Rachael's husband, Tony Egbuna Ford, a convicted murderer, is on Death Row in Texas, the state that executes more prisoners than any other in America.
For the past 13 years he has protested his innocence from a tiny cell furnished with a metal bunk and toilet. He is locked up for 23 hours a day.
Doreen Lioy also falls into the same category.
Her wish was also granted when she became the wife of Richard Ramirez, the night stalker who murdered 13 people in the late 1980's by raiding their homes at night.
After an 11-year courtship in which she wrote him 75 letters in prison, he accepted her proposal.

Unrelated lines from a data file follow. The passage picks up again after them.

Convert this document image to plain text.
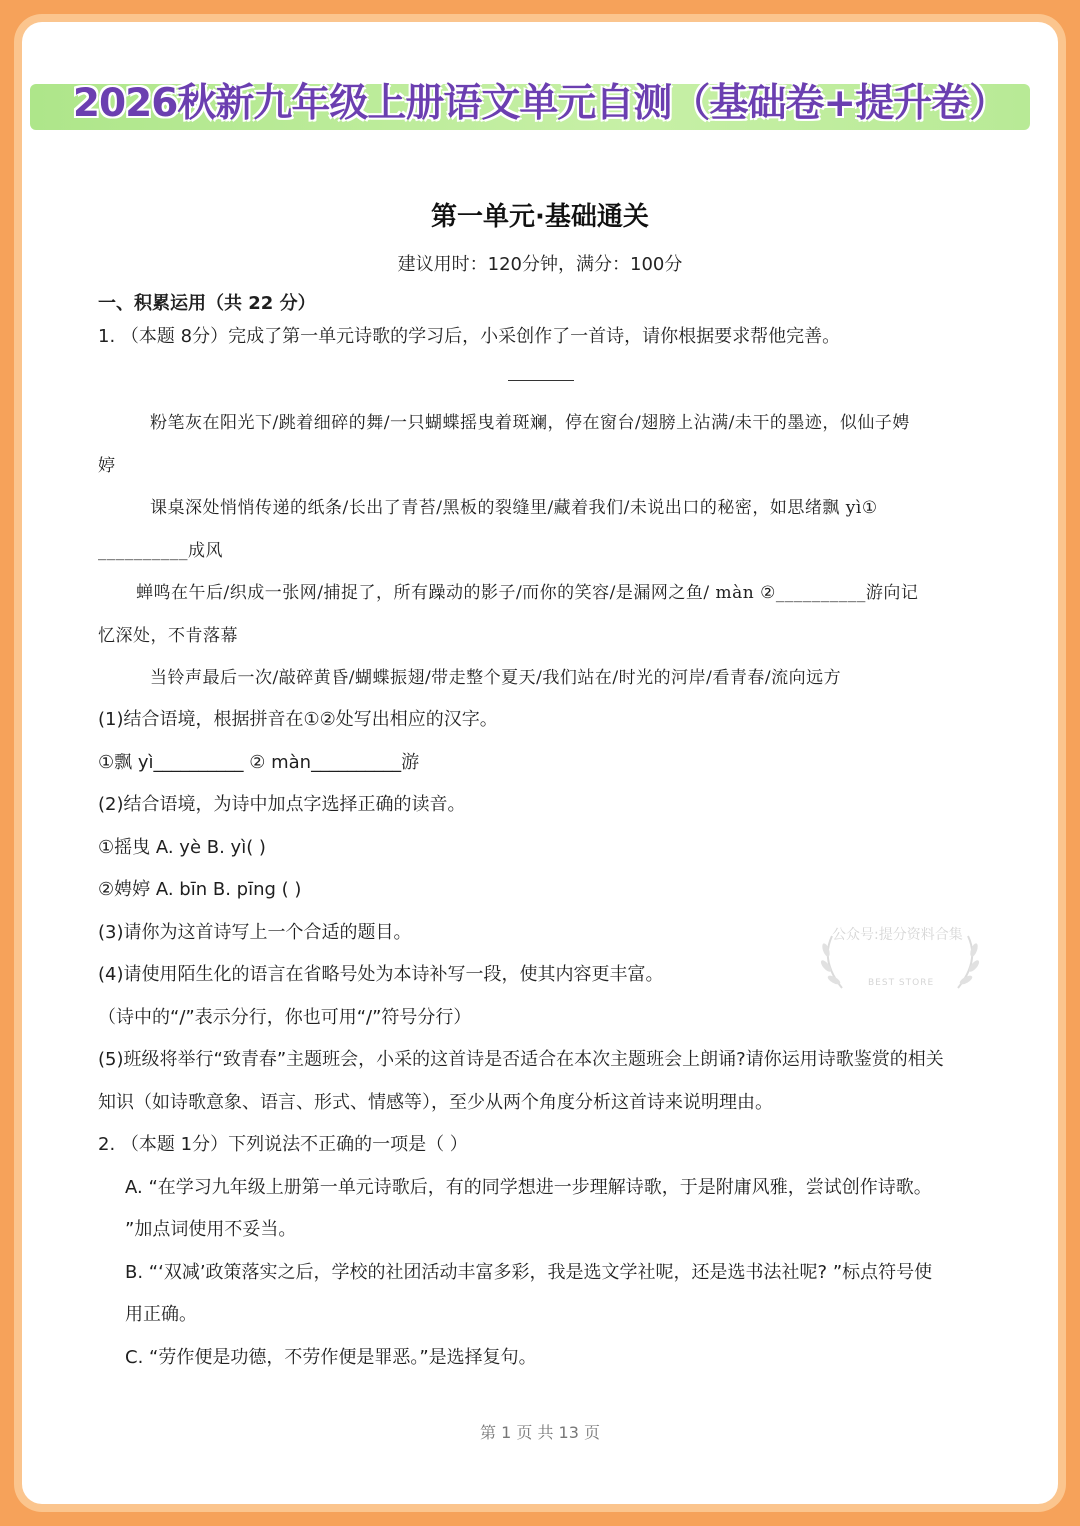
2026秋新九年级上册语文单元自测（基础卷+提升卷）
第一单元·基础通关
建议用时：120分钟，满分：100分
一、积累运用（共 22 分）
1. （本题 8分）完成了第一单元诗歌的学习后，小采创作了一首诗，请你根据要求帮他完善。
粉笔灰在阳光下/跳着细碎的舞/一只蝴蝶摇曳着斑斓，停在窗台/翅膀上沾满/未干的墨迹，似仙子娉
婷
课桌深处悄悄传递的纸条/长出了青苔/黑板的裂缝里/藏着我们/未说出口的秘密，如思绪飘 yì①
__________成风
蝉鸣在午后/织成一张网/捕捉了，所有躁动的影子/而你的笑容/是漏网之鱼/ màn ②__________游向记
忆深处，不肯落幕
当铃声最后一次/敲碎黄昏/蝴蝶振翅/带走整个夏天/我们站在/时光的河岸/看青春/流向远方
(1)结合语境，根据拼音在①②处写出相应的汉字。
①飘 yì__________ ② màn__________游
(2)结合语境，为诗中加点字选择正确的读音。
①摇曳 A. yè B. yì( )
②娉婷 A. bīn B. pīng ( )
(3)请你为这首诗写上一个合适的题目。
(4)请使用陌生化的语言在省略号处为本诗补写一段，使其内容更丰富。
（诗中的“/”表示分行，你也可用“/”符号分行）
(5)班级将举行“致青春”主题班会，小采的这首诗是否适合在本次主题班会上朗诵?请你运用诗歌鉴赏的相关
知识（如诗歌意象、语言、形式、情感等），至少从两个角度分析这首诗来说明理由。
2. （本题 1分）下列说法不正确的一项是（ ）
A. “在学习九年级上册第一单元诗歌后，有的同学想进一步理解诗歌，于是附庸风雅，尝试创作诗歌。
”加点词使用不妥当。
B. “‘双减’政策落实之后，学校的社团活动丰富多彩，我是选文学社呢，还是选书法社呢? ”标点符号使
用正确。
C. “劳作便是功德，不劳作便是罪恶。”是选择复句。
公众号:提分资料合集
BEST STORE
第 1 页 共 13 页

He was attracted to her, one of her friends said on her wedding day, because she said she was a virgin.
"Satanists don't wear gold," he reportedly told her when they discussed wedding bands.
In fact, she isn't alone. 'Serial Killer Groupies' write letters of adoration daily to Death Row inmates from all over the world, some of them 20 handwritten pages long.
Richard Allen Davis, the man who kidnapped 12-year-old Polly Klaas from her Petaluma home in 1993 and killed her probably gets more mail than most.
Richard Ramirez has women virtually throwing themselves at him despite the fact he is already married.
Scott Peterson, the man who was convicted of murdering his wife and unborn child, had been on Death Row barely an hour when the first marriage proposal arrived from a woman who wants to be the new Mrs. Scott Peterson.
Three dozen phone calls came in to the warden's office on Peterson's first day at his new home in San Quentin State Prison -- women were pleading for his mailing address, and another smitten 18-year-old gave him his 2nd marriage prospoal.